Mrs O’Brien had understood Dorrie’s worry and agreed with her that something must be done to help Anna. She had been thinking of possible solutions ever since and had taken Dr O’Brien into her confidence.
‘Anna’s in an impossible position there,’ she told him. ‘Dorrie told me more than she knew. I can see that she believed her mother’s fantasies and made the right response but Anna sees through her and can’t avoid showing it.’
Dr O’Brien nodded. ‘So her mother’s behaving like the vicious little shrew I always knew she was,’ he said forthrightly. ‘She fools that good man but she doesn’t fool me.’
‘Yes, and to make it worse, Clara and Nelly don’t want Anna to help in the house. Whatever she does her mother says it’s wrong and upsetting Nelly so how can she fill her day? Her mother objects to her going out.’
‘There’s already a battle on with Clara fighting to keep her position there and Nelly, of course, is clinging to her job,’ said Dr O’Brien. ‘It’s not that they are against Anna personally.’
Mrs O’Brien was amazed. ‘I’d no idea you knew so much about them,’ she said.
He tapped his nose. ‘Not much I miss, my dear,’ he replied. ‘I promised Captain Furlong I’d keep an eye on them. I think the best thing is for me to have a word with Eugene. Marriage would be the best solution for Anna,’ he said but Mrs O’Brien was so adamantly opposed to any interference that he reluctantly abandoned the idea.
Instead he and his wife decided that she would have a holiday in Dublin before Christmas, and ask Anna to accompany her, as the doctor would be unable to get away. ‘I’ll write to ask her father’s permission,’ the doctor said. ‘Take the wind out of her mother’s sails if she wants to say no.’
‘Good idea,’ said his wife approvingly. ‘And we’ll say nothing until we hear from him.’
Consequently, when the bundle of lett
ers was delivered, Anna and her mother learnt at the same time about the proposed holiday.
‘You knew about this and said nothing!’ her mother accused Anna furiously. ‘You knew I wouldn’t let you go. You put them up to this.’
‘I knew nothing,’ Anna protested. ‘You should know. You read all my letters,’ she added bitterly but her mother had snatched Anna’s letter from her hand.
Captain Furlong had written,
‘My dear Annabel, Among my letters when we put into port was one from Dr O’Brien, asking my permission for you to accompany his wife on a short holiday in Dublin, as he is unable to leave his patients at that time. This I have gladly given. I am only too happy to oblige my good friend and I know you will do all you can to assist Mrs O’Brien, Annabel. I have asked your mama to entrust a sum of money to you so that you may pay your share of the expenses, although Dr O’Brien stressed that you will be his guest and will be doing him a favour. I am writing these letters in haste, so that they may go by return as time is short, but will write longer letters next time.’
Mrs Furlong hurled the letter to the floor. ‘I don’t believe it. I don’t believe you knew nothing about it.

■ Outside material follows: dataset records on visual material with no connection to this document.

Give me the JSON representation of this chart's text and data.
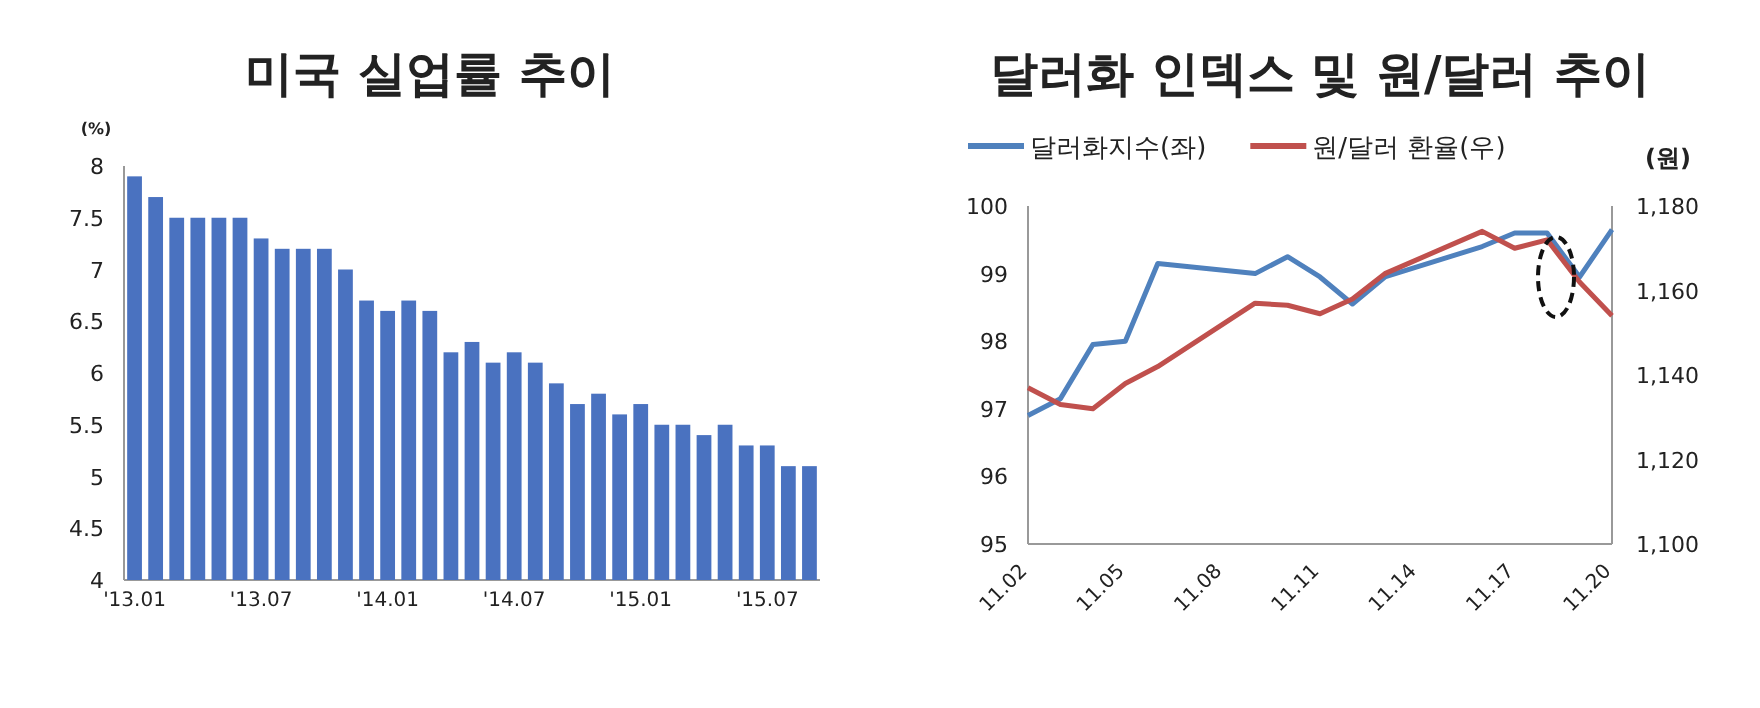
{
  "chart_data": [
    {
      "type": "bar",
      "title": "미국 실업률 추이",
      "ylabel": "(%)",
      "color": "#4a72c0",
      "categories": [
        "'13.01",
        null,
        null,
        null,
        null,
        null,
        "'13.07",
        null,
        null,
        null,
        null,
        null,
        "'14.01",
        null,
        null,
        null,
        null,
        null,
        "'14.07",
        null,
        null,
        null,
        null,
        null,
        "'15.01",
        null,
        null,
        null,
        null,
        null,
        "'15.07",
        null,
        null
      ],
      "values": [
        7.9,
        7.7,
        7.5,
        7.5,
        7.5,
        7.5,
        7.3,
        7.2,
        7.2,
        7.2,
        7.0,
        6.7,
        6.6,
        6.7,
        6.6,
        6.2,
        6.3,
        6.1,
        6.2,
        6.1,
        5.9,
        5.7,
        5.8,
        5.6,
        5.7,
        5.5,
        5.5,
        5.4,
        5.5,
        5.3,
        5.3,
        5.1,
        5.1
      ],
      "ylim": [
        4,
        8
      ],
      "yticks": [
        4,
        4.5,
        5,
        5.5,
        6,
        6.5,
        7,
        7.5,
        8
      ]
    },
    {
      "type": "line",
      "title": "달러화 인덱스 및 원/달러 추이",
      "y2label": "(원)",
      "legend": "top",
      "series": [
        {
          "name": "달러화지수(좌)",
          "color": "#4f81bd",
          "x": [
            "--11-02",
            "--11-03",
            "--11-04",
            "--11-05",
            "--11-06",
            "--11-09",
            "--11-10",
            "--11-11",
            "--11-12",
            "--11-13",
            "--11-16",
            "--11-17",
            "--11-18",
            "--11-19",
            "--11-20"
          ],
          "values": [
            96.9,
            97.15,
            97.95,
            98.0,
            99.15,
            99.0,
            99.25,
            98.95,
            98.55,
            98.95,
            99.4,
            99.6,
            99.6,
            98.95,
            99.65
          ]
        },
        {
          "name": "원/달러 환율(우)",
          "color": "#c0504d",
          "axis": "y2",
          "x": [
            "--11-02",
            "--11-03",
            "--11-04",
            "--11-05",
            "--11-06",
            "--11-09",
            "--11-10",
            "--11-11",
            "--11-12",
            "--11-13",
            "--11-16",
            "--11-17",
            "--11-18",
            "--11-19",
            "--11-20"
          ],
          "values": [
            1137,
            1133,
            1132,
            1138,
            1142,
            1157,
            1156.5,
            1154.5,
            1158,
            1164,
            1174,
            1170,
            1172,
            1162,
            1154
          ]
        }
      ],
      "xlim": [
        "--11-02",
        "--11-20"
      ],
      "xticks": [
        {
          "value": "--11-02",
          "label": "11.02"
        },
        {
          "value": "--11-05",
          "label": "11.05"
        },
        {
          "value": "--11-08",
          "label": "11.08"
        },
        {
          "value": "--11-11",
          "label": "11.11"
        },
        {
          "value": "--11-14",
          "label": "11.14"
        },
        {
          "value": "--11-17",
          "label": "11.17"
        },
        {
          "value": "--11-20",
          "label": "11.20"
        }
      ],
      "ylim": [
        95,
        100
      ],
      "yticks": [
        95,
        96,
        97,
        98,
        99,
        100
      ],
      "y2lim": [
        1100,
        1180
      ],
      "y2ticks": [
        {
          "value": 1100,
          "label": "1,100"
        },
        {
          "value": 1120,
          "label": "1,120"
        },
        {
          "value": 1140,
          "label": "1,140"
        },
        {
          "value": 1160,
          "label": "1,160"
        },
        {
          "value": 1180,
          "label": "1,180"
        }
      ]
    }
  ]
}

When are you going?’
‘I don’t know, Mama, honestly!’ Anna exclaimed. ‘I think I’ll go and see Mrs O’Brien.’
She jumped to her feet but her mother said immediately, ‘You’ll do no such thing. Let them have the courtesy to come to me and ask my permission.’
Anna sat down again. Both of them knew her mother’s permission was unnecessary now but Anna was too excited and happy to argue. She picked up her letter and went up to her room.
Later in the afternoon, Mrs O’Brien called and was frostily received by Mrs Furlong but she appeared to notice nothing. ‘I see your letters have arrived,’ she said cheerfully. ‘We received one from Captain Furlong and we were so happy to have his permission to invite Anna to travel with me.’ She turned to Anna. ‘I do hope you are willing, Anna. I’d be so grateful for your company. The doctor and I so looked forward to a short holiday in Dublin, but he can’t get away, so he thought of asking if you could come with me.’